A biosensor consists of a biological recognition element, a transducer and an electronic system. In a complex sample, the biological recognition element is able to discriminate between the various components therein and interact with the compound to be analyzed. Also called analyte. Once produced the interaction the transducer converts the energy produced by this into an electrical signal. Finally the electronic records and processes the signal.

These devices can be classified according to: the type of interaction established between the recognition element and the analyte; the method used to detect this interaction; the nature of the recognition element; or transduction system.

The main desirable features biosensors are: high sensitivity, high selectivity, high reliability, long lifetime, low cost, short analysis time, sample pretreatment unnecessary, easy to use, portable, real-time analysis, automatable , miniaturized, etc …
A wide variety of different biosensors and not all have each of the abovementioned features. The combination of several of them could put many of these devices in an advantageous position compared to conventional analysis techniques.
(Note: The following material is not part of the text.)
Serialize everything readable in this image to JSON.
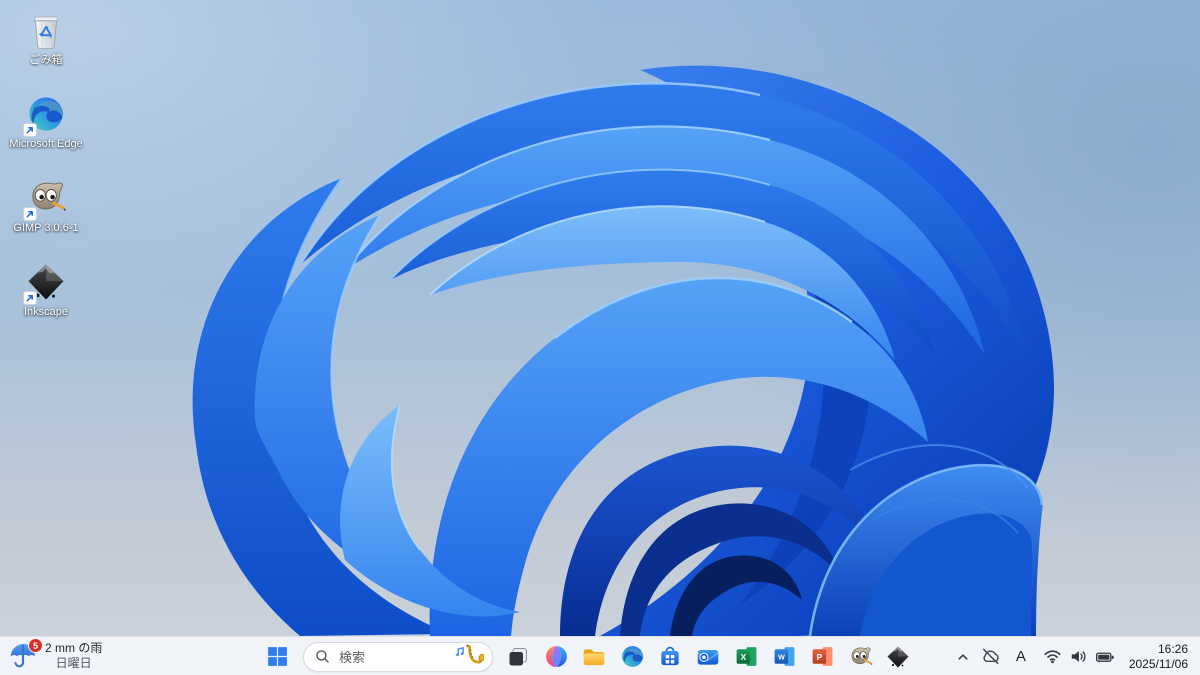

There are multiple recognition elements and transduction system. Theoretically these components support various combinations. In practice, the choice of the biological / biomimetic material depends on the characteristics of the analyte. For example, when trying to detect antibodies an allergenic substance are used.

In the types of interaction we have: biocatalytic sensors, are the best known and most applied biosensors; and bioaffinity sensors.
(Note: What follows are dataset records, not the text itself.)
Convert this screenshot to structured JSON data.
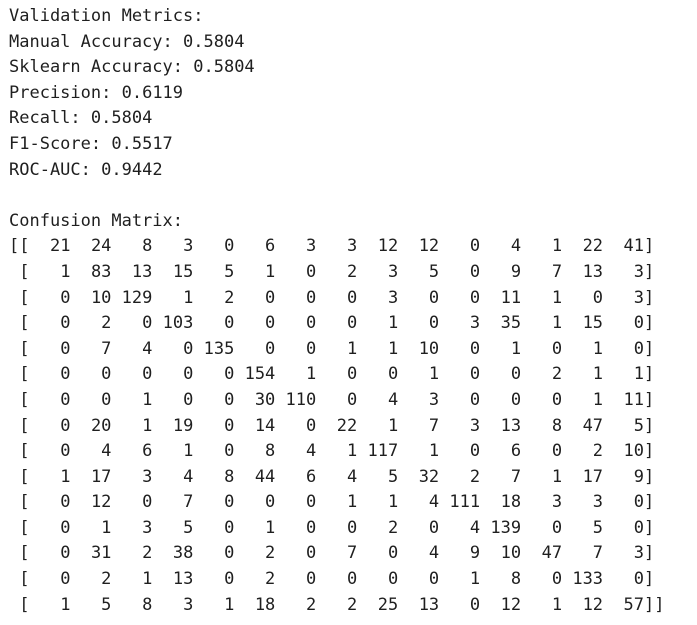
{
  "metrics_header": "Validation Metrics:",
  "metrics": [
    {
      "label": "Manual Accuracy:",
      "value": "0.5804"
    },
    {
      "label": "Sklearn Accuracy:",
      "value": "0.5804"
    },
    {
      "label": "Precision:",
      "value": "0.6119"
    },
    {
      "label": "Recall:",
      "value": "0.5804"
    },
    {
      "label": "F1-Score:",
      "value": "0.5517"
    },
    {
      "label": "ROC-AUC:",
      "value": "0.9442"
    }
  ],
  "confusion_header": "Confusion Matrix:",
  "confusion_matrix": [
    [
      21,
      24,
      8,
      3,
      0,
      6,
      3,
      3,
      12,
      12,
      0,
      4,
      1,
      22,
      41
    ],
    [
      1,
      83,
      13,
      15,
      5,
      1,
      0,
      2,
      3,
      5,
      0,
      9,
      7,
      13,
      3
    ],
    [
      0,
      10,
      129,
      1,
      2,
      0,
      0,
      0,
      3,
      0,
      0,
      11,
      1,
      0,
      3
    ],
    [
      0,
      2,
      0,
      103,
      0,
      0,
      0,
      0,
      1,
      0,
      3,
      35,
      1,
      15,
      0
    ],
    [
      0,
      7,
      4,
      0,
      135,
      0,
      0,
      1,
      1,
      10,
      0,
      1,
      0,
      1,
      0
    ],
    [
      0,
      0,
      0,
      0,
      0,
      154,
      1,
      0,
      0,
      1,
      0,
      0,
      2,
      1,
      1
    ],
    [
      0,
      0,
      1,
      0,
      0,
      30,
      110,
      0,
      4,
      3,
      0,
      0,
      0,
      1,
      11
    ],
    [
      0,
      20,
      1,
      19,
      0,
      14,
      0,
      22,
      1,
      7,
      3,
      13,
      8,
      47,
      5
    ],
    [
      0,
      4,
      6,
      1,
      0,
      8,
      4,
      1,
      117,
      1,
      0,
      6,
      0,
      2,
      10
    ],
    [
      1,
      17,
      3,
      4,
      8,
      44,
      6,
      4,
      5,
      32,
      2,
      7,
      1,
      17,
      9
    ],
    [
      0,
      12,
      0,
      7,
      0,
      0,
      0,
      1,
      1,
      4,
      111,
      18,
      3,
      3,
      0
    ],
    [
      0,
      1,
      3,
      5,
      0,
      1,
      0,
      0,
      2,
      0,
      4,
      139,
      0,
      5,
      0
    ],
    [
      0,
      31,
      2,
      38,
      0,
      2,
      0,
      7,
      0,
      4,
      9,
      10,
      47,
      7,
      3
    ],
    [
      0,
      2,
      1,
      13,
      0,
      2,
      0,
      0,
      0,
      0,
      1,
      8,
      0,
      133,
      0
    ],
    [
      1,
      5,
      8,
      3,
      1,
      18,
      2,
      2,
      25,
      13,
      0,
      12,
      1,
      12,
      57
    ]
  ]
}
A key step in the construction of a biosensor is the immobilization of the recognition element on a membrane or matrix, which in turn is fixed to the transducer surface.

There are several types transducers: electrochemical, optical, piezoelectric (mass, gravimetric, acoustic), and nanomechanical thermometric. Depending on the nature of the interaction between the recognition element and the species of interest can be used one type of transducer or another.

The first biosensor was a glucose analyzer developed by Clark and Lyons in 1962. But the term was first used biosensor from 1977, when the first device using live microorganisms immobilized on the surface of a sensitive ammonia electrode was developed. This device was used to detect the amino acid arginine.

The development of biosensors since been focused mainly on the field of clinical diagnosis (with great success biosensors for glucose) and there is a more recent interest in environmental and military fields, chemical, pharmaceutical.

The number of scientific publications and patents reviews biosensors developed in recent years is very high, reflecting the great interest in this topic in the scientific community.

Compared to conventional technologies such as mass spectrometry or various chromatographies, are expensive equipment which analyze compounds broad spectra, biosensors are specifically designed for the detection and / or quantification of one or a few analytes, in response to problems concrete.